What is your background and how did you get interested in historical dress?
I have always loved clothes and stories. At the age of nine I wanted to be a performer in the theatre and then, when I was twelve my dad took me to the V&A museum where we saw a small exhibition of the costume designs for ballet by Claud Lovat Fraser. I remember asking my dad ‘Is that a job, designing costumes and drawing them?’ He didn’t know but said he would find out. That was it – from then on I wanted to be a theatre designer.
What book or article was particularly formative to shaping your approach to dress history?
When I went to art school in 1973 to study set and costume design there were 5 costume books I was asked to buy before arriving. They were Norah Waugh’s THE CUT OF MEN’S CLOTHES 1600-1900, THE CUT OF WOMEN’S CLOTHES 1600-1930, and CORSETS & CRINOLINES, and Janet Arnold’s PATTERNS OF FASHION 1 and PATTERNS OF FASHION 2. I cannot pick one of these out as the one. They were all equally formative formative to shaping my approach to dress history (and still are).
Tell us a little about your writing process...
I wouldn’t describe the process as ‘writing’, but more as ‘composing’. I make books, I don’t just write the words. At the moment I am completing PATTERNS OF FASHION 5: The cut and construction of bodies, stays, hoops and hips c.1595-1795. Having been given an Adobe InDesign page template with all the correct typefaces and sizes by my book designer, Lizzie Ballantyne, I work directly onto the page layouts on my imac computer. It has a 27” screen which means I can see the whole page full-size as I am placing photographic images, drawings, patterns and text on each page. This means I can give the maximum amount of information in the available space without leaving blank spaces. It is a bit like composing a comic strip and I like using this combination of image and text to tell the story of a garment, rather than writing a text and then requesting images to ‘illustrate’ the text. My study at The School of Historical Dress in London is south-facing and has a beautiful view onto the Tibetan Peace Garden, opened in 1999 by the 14th Dalai Lama, in the grounds of the Imperial War Museum. Perfect.
What’s one thing you wish you’d known earlier? / Number one tip for early career researchers?
I wish I’d known that the subject of Dress History is still in its infancy. When I started 20 years ago (after 20 years working as a theatre designer) I thought everything had been discovered and published. I didn’t think there was a place for me to contribute to the existing body of knowledge.

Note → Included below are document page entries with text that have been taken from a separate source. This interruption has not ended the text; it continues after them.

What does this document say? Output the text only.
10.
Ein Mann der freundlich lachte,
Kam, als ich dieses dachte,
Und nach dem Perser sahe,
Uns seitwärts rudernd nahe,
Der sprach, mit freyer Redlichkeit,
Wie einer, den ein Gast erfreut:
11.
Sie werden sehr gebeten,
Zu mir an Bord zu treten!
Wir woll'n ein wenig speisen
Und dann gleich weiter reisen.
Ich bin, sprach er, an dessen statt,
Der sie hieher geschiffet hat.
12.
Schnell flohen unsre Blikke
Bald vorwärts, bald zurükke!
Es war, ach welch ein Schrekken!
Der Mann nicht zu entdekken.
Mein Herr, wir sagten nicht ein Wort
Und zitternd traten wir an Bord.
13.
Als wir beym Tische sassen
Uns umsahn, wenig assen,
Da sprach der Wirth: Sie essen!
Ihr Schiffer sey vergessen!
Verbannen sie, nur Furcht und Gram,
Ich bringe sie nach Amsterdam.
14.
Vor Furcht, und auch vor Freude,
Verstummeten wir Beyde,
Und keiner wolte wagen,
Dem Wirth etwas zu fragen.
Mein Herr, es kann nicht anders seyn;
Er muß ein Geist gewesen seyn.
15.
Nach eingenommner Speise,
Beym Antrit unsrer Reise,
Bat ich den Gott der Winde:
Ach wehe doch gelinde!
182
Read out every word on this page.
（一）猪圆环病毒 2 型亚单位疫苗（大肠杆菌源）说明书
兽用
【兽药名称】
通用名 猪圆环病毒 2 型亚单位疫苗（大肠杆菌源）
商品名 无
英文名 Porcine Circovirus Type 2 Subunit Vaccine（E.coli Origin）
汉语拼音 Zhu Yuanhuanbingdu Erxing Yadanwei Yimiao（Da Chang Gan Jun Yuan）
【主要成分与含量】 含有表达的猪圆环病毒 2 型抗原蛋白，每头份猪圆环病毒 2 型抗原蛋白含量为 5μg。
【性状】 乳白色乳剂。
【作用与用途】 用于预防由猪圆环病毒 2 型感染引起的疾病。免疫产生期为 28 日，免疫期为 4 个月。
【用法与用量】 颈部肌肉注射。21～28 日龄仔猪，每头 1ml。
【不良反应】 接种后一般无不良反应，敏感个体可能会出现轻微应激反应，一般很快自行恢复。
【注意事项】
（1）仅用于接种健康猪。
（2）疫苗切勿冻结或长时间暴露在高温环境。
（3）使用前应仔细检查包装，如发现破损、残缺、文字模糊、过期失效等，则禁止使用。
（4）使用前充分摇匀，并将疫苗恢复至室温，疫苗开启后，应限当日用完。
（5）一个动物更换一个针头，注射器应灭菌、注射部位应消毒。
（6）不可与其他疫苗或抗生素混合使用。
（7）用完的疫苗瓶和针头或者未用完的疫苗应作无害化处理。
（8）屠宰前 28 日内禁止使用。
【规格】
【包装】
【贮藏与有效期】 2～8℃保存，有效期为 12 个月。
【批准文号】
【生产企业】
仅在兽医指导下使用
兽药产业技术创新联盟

If you were to sign your name in an album amicorum, what would you write or draw?
Pictures of my son Jack, wearing his wardrobe of high-fashion clothing and in the special technical clothes he wears to run marathons.
What are you currently working on?
The forthcoming books to be published by The School of Historical Dress - Patterns of Fashion 5, 6, and 7 – and research of the mid-seventeenth century garments found on the Dutch shipwreck BZN17 discovered in 2014 at Texel.
What recent book or article (of the last year or so) do you recommend reading?
17th-Century Men’s Dress Patterns 1600-1630, published by Thames & Hudson for the V&A. I co-authored this volume with my fellows from the School of Historical Dress, Melanie Braun, Luca Costigliolo and Claire Thornton (and Susan North). I am immensely proud of the book and I think that Melanie, Luca, Claire and I all produced our best work yet for it.